Are Middle-Class Jobs Disappearing?
Employment trends suggest massive economic restructuring, demanding new approaches to career planning and skill development
CAMBRIDGE, Mass., Nov. 18, 2011 /PRNewswire/ -- The clerical positions that have been a mainstay of the US economic picture for more than half a century may be on the endangered species list, according to one top economist.
"The economy is in a state of transition, in which the middle-class jobs that emerged after World War II have begun to decline," writes Arnold Kling in The American. "These trends serve to limit the availability of well-defined jobs. If a job can be characterized by a precise set of instructions, then that job is a candidate to be automated or outsourced to modestly educated workers in developing countries."
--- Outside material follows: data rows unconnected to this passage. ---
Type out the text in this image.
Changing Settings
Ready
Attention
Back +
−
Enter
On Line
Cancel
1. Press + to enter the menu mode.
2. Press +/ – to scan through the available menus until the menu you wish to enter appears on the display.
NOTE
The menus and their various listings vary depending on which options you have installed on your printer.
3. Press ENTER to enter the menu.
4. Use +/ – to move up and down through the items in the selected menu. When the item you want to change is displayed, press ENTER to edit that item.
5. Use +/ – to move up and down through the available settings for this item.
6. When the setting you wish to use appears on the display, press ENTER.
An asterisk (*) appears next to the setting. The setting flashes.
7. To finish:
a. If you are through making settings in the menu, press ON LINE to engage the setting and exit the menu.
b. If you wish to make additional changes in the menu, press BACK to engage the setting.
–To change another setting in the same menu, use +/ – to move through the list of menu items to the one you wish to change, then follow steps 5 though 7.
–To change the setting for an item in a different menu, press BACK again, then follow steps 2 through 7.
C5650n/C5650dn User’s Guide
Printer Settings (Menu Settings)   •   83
Kling, who served for seven years as an economist on the staff of the Federal Reserve Board, states that technology is driving job obsolescence at an unprecedented rate. He argues that workers who want to succeed in the challenging times ahead need to master the art of educating themselves and need to focus on developing the right mix of technical and communication skills.
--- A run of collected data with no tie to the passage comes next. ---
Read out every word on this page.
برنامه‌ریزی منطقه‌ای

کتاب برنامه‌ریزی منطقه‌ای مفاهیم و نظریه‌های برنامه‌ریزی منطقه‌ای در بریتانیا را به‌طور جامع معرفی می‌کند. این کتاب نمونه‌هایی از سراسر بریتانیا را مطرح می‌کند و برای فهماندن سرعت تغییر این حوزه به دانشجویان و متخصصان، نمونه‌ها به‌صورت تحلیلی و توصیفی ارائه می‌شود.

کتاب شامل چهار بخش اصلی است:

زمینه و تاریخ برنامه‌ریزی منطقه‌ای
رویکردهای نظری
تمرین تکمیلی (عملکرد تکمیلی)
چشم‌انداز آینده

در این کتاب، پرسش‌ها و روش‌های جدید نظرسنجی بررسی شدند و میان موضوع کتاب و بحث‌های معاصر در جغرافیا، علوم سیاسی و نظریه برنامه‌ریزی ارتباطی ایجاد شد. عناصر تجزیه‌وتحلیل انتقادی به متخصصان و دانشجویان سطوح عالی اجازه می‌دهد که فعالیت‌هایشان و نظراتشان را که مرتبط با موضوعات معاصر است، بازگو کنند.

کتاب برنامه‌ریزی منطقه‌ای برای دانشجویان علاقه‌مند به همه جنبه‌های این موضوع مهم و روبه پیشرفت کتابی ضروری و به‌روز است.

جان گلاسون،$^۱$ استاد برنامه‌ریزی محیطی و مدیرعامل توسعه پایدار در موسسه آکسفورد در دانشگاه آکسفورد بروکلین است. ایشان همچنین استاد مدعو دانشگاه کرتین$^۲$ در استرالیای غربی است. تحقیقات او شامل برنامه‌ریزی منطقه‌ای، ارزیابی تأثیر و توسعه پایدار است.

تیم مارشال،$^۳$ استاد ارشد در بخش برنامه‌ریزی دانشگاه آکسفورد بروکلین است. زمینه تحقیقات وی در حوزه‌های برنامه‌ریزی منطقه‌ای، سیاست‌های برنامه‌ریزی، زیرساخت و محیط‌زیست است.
"Forewarned is forearmed," commented Chris Twyman, CEO and founder of Zapoint, the leader in career management solutions. "To see this transition underway provides the opportunity to make serious choices about what skills to develop and what potential career paths hold the most promise."
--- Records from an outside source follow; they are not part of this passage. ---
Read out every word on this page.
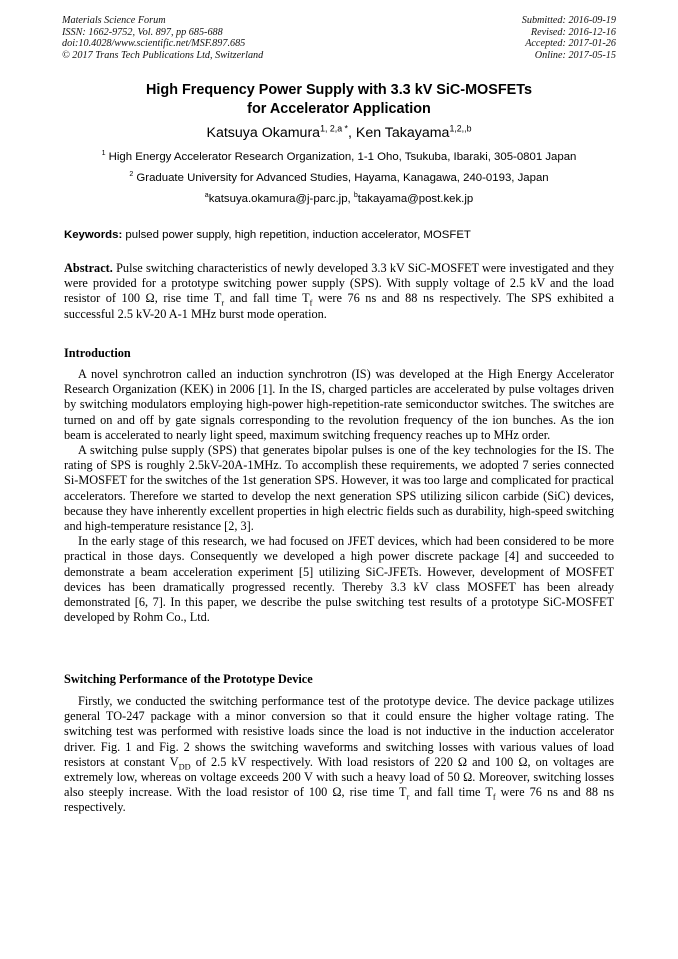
Materials Science Forum
ISSN: 1662-9752, Vol. 897, pp 685-688
doi:10.4028/www.scientific.net/MSF.897.685
© 2017 Trans Tech Publications Ltd, Switzerland
Submitted: 2016-09-19
Revised: 2016-12-16
Accepted: 2017-01-26
Online: 2017-05-15
High Frequency Power Supply with 3.3 kV SiC-MOSFETs
for Accelerator Application
Katsuya Okamura$^{1, 2,a *}$, Ken Takayama$^{1,2,,b}$
$^1$ High Energy Accelerator Research Organization, 1-1 Oho, Tsukuba, Ibaraki, 305-0801 Japan
$^2$ Graduate University for Advanced Studies, Hayama, Kanagawa, 240-0193, Japan
$^a$katsuya.okamura@j-parc.jp, $^b$takayama@post.kek.jp
Keywords: pulsed power supply, high repetition, induction accelerator, MOSFET

Abstract. Pulse switching characteristics of newly developed 3.3 kV SiC-MOSFET were investigated and they were provided for a prototype switching power supply (SPS). With supply voltage of 2.5 kV and the load resistor of 100 Ω, rise time $T_r$ and fall time $T_f$ were 76 ns and 88 ns respectively. The SPS exhibited a successful 2.5 kV-20 A-1 MHz burst mode operation.

Introduction

A novel synchrotron called an induction synchrotron (IS) was developed at the High Energy Accelerator Research Organization (KEK) in 2006 [1]. In the IS, charged particles are accelerated by pulse voltages driven by switching modulators employing high-power high-repetition-rate semiconductor switches. The switches are turned on and off by gate signals corresponding to the revolution frequency of the ion bunches. As the ion beam is accelerated to nearly light speed, maximum switching frequency reaches up to MHz order.

A switching pulse supply (SPS) that generates bipolar pulses is one of the key technologies for the IS. The rating of SPS is roughly 2.5kV-20A-1MHz. To accomplish these requirements, we adopted 7 series connected Si-MOSFET for the switches of the 1st generation SPS. However, it was too large and complicated for practical accelerators. Therefore we started to develop the next generation SPS utilizing silicon carbide (SiC) devices, because they have inherently excellent properties in high electric fields such as durability, high-speed switching and high-temperature resistance [2, 3].

In the early stage of this research, we had focused on JFET devices, which had been considered to be more practical in those days. Consequently we developed a high power discrete package [4] and succeeded to demonstrate a beam acceleration experiment [5] utilizing SiC-JFETs. However, development of MOSFET devices has been dramatically progressed recently. Thereby 3.3 kV class MOSFET has been already demonstrated [6, 7]. In this paper, we describe the pulse switching test results of a prototype SiC-MOSFET developed by Rohm Co., Ltd.

Switching Performance of the Prototype Device

Firstly, we conducted the switching performance test of the prototype device. The device package utilizes general TO-247 package with a minor conversion so that it could ensure the higher voltage rating. The switching test was performed with resistive loads since the load is not inductive in the induction accelerator driver. Fig. 1 and Fig. 2 shows the switching waveforms and switching losses with various values of load resistors at constant $V_{DD}$ of 2.5 kV respectively. With load resistors of 220 Ω and 100 Ω, on voltages are extremely low, whereas on voltage exceeds 200 V with such a heavy load of 50 Ω. Moreover, switching losses also steeply increase. With the load resistor of 100 Ω, rise time $T_r$ and fall time $T_f$ were 76 ns and 88 ns respectively.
Kling provides three scenarios for potentially mitigating the disappearance of middle-class jobs on a special edition of the Transparency Revolution audio edition on Tuesday, November 22 at 9 PM EST / 6 PM PST. (Archive will be available for download after that date.) Details are available at the Transparency Revolution website.
About Zapoint
Zapoint career management solutions empower people to take ownership of their future by giving them the tools to analyze and plan their career path in order to make these plans a reality. Incorporating Zapoint solutions into the workplace empowers people to create a clear development path within an enterprise-wide social network. This constructs a sustainable, accountable and transparent approach to the internal talent culture by identifying, rewarding and inspiring employees to expand and hone their professional talents. Zapoint solutions can deploy stand-alone, or can integrate with any HRMS and Talent Management system. For more information visit http://www.zapoint.com.
About Arnold Kling
Arnold Kling earned his Ph.D. in economics from MIT in 1980. He was an economist on the staff of the Federal Reserve Board from 1980-1986. From 1986-1994 he held a number of positions at Freddie Mac. In 1994, he started one of the first commercial web sites, Homefair.com, which was sold in 1999. Since then, he has been teaching high school statistics as a volunteer and has written several books, including Crisis of Abundance: Rethinking How We Pay for Health Care (Cato Institute); From Poverty to Prosperity (forthcoming); and The Knowledge-Power Discrepancy (forthcoming; title tentative). He is a member of the Financial Markets Working Group of the Mercatus Center at George Mason University.